Essa expectativa pelo torneio era palpável em todo o grão-ducado, independente da idade. Homens, mulheres e crianças só pensavam nisso. Pela primeira vez em muito tempo, pessoas comuns e nobres poderiam participar como iguais. Para os de sangue azul, era a oportunidade de mostrar a todos que os nobres eram escolhidos pelos deuses para governar e, consequentemente, serem enaltecidos perante seus súditos. Para os plebeus, era a chance de se destacarem como guerreiros e, se fossem vitoriosos, de se tornarem cavalariços de algum nobre importante.

Tudo isso, sem mencionar as enormes somas em moedas para os três finalistas de cada modalidade desportiva e para cada competição havia uma premiação diferente. Justa, luta de espada e arco e flecha tinham premiações de 60, 50 e 40 moedas de ouro, respectivamente, para os vencedores. Luta de espada em grupo e arremesso de facas foram acrescentadas na competição como modalidades extras e por isso a premiação era de 20 moedas de ouro para os vencedores.

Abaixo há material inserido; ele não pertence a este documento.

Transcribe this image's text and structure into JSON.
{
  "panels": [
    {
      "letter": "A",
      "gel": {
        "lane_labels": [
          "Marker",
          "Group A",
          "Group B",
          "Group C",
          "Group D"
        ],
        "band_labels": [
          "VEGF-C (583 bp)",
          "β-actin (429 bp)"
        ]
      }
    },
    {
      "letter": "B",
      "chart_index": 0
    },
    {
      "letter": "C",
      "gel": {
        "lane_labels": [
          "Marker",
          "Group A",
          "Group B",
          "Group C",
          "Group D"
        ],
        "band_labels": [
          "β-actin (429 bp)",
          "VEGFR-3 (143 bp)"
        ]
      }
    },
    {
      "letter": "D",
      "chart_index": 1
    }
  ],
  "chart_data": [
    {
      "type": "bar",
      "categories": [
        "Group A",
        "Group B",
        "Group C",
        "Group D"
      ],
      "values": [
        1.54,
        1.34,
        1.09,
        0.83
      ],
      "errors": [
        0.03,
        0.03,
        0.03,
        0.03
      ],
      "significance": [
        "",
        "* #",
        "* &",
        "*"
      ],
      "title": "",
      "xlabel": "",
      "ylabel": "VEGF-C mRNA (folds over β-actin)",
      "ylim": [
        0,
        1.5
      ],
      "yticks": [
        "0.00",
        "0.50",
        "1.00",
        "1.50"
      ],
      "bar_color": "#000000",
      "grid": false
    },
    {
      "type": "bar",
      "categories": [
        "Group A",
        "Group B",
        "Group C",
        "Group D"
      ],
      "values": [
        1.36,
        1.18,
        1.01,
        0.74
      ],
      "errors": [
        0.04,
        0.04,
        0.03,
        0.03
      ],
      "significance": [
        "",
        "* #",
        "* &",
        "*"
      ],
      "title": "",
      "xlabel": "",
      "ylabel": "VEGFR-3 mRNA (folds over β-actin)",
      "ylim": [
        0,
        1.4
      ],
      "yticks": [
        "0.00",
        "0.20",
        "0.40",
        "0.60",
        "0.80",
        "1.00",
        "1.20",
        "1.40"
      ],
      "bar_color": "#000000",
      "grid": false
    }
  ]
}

A justa, a luta de espada e o arco e flecha visavam a exibição da habilidade individual de cada participante na cavalaria, na luta de curta distância e no combate de longa distância. Qualquer nobre que almejasse se tornar um Sir, ou seja, um Cavaleiro do Reino, precisava dominar esses três requisitos e os torneios eram a oportunidade perfeita para demonstrarem suas habilidades. Como o torneio de aniversário não tinha como única finalidade promover jovens nobres, a luta de espada em grupo e o arremesso de facas também foram incluídos. Arremesso de facas eram populares em tavernas e havia uma chance considerável de haver um plebeu como vencedor. Já a inclusão da luta de espadas em grupo como modalidade tinha uma motivação mais pessoal e complexa.

Haviam rumores de insatisfação entre os acordos de paz e limites de terra firmados entre Magna-Arbore e algum ou alguns de seus vizinhos. Sem provas de que essa insatisfação realmente existia e, por consequência, sem saber de qual reino se tratava, Sir Ricardo pensou em unir o útil com o agradável. Como a luta de espadas em grupo consistia em colocar todos os participantes na arena e esperar até o último ficar em pé, poderia demonstrar, com essa modalidade que, caso uma luta fosse iniciada na fronteira, os súditos do rei estavam aptos a protegerem suas terras. Uma pequena demonstração para desmotivar qualquer pensamento de quebra de acordo.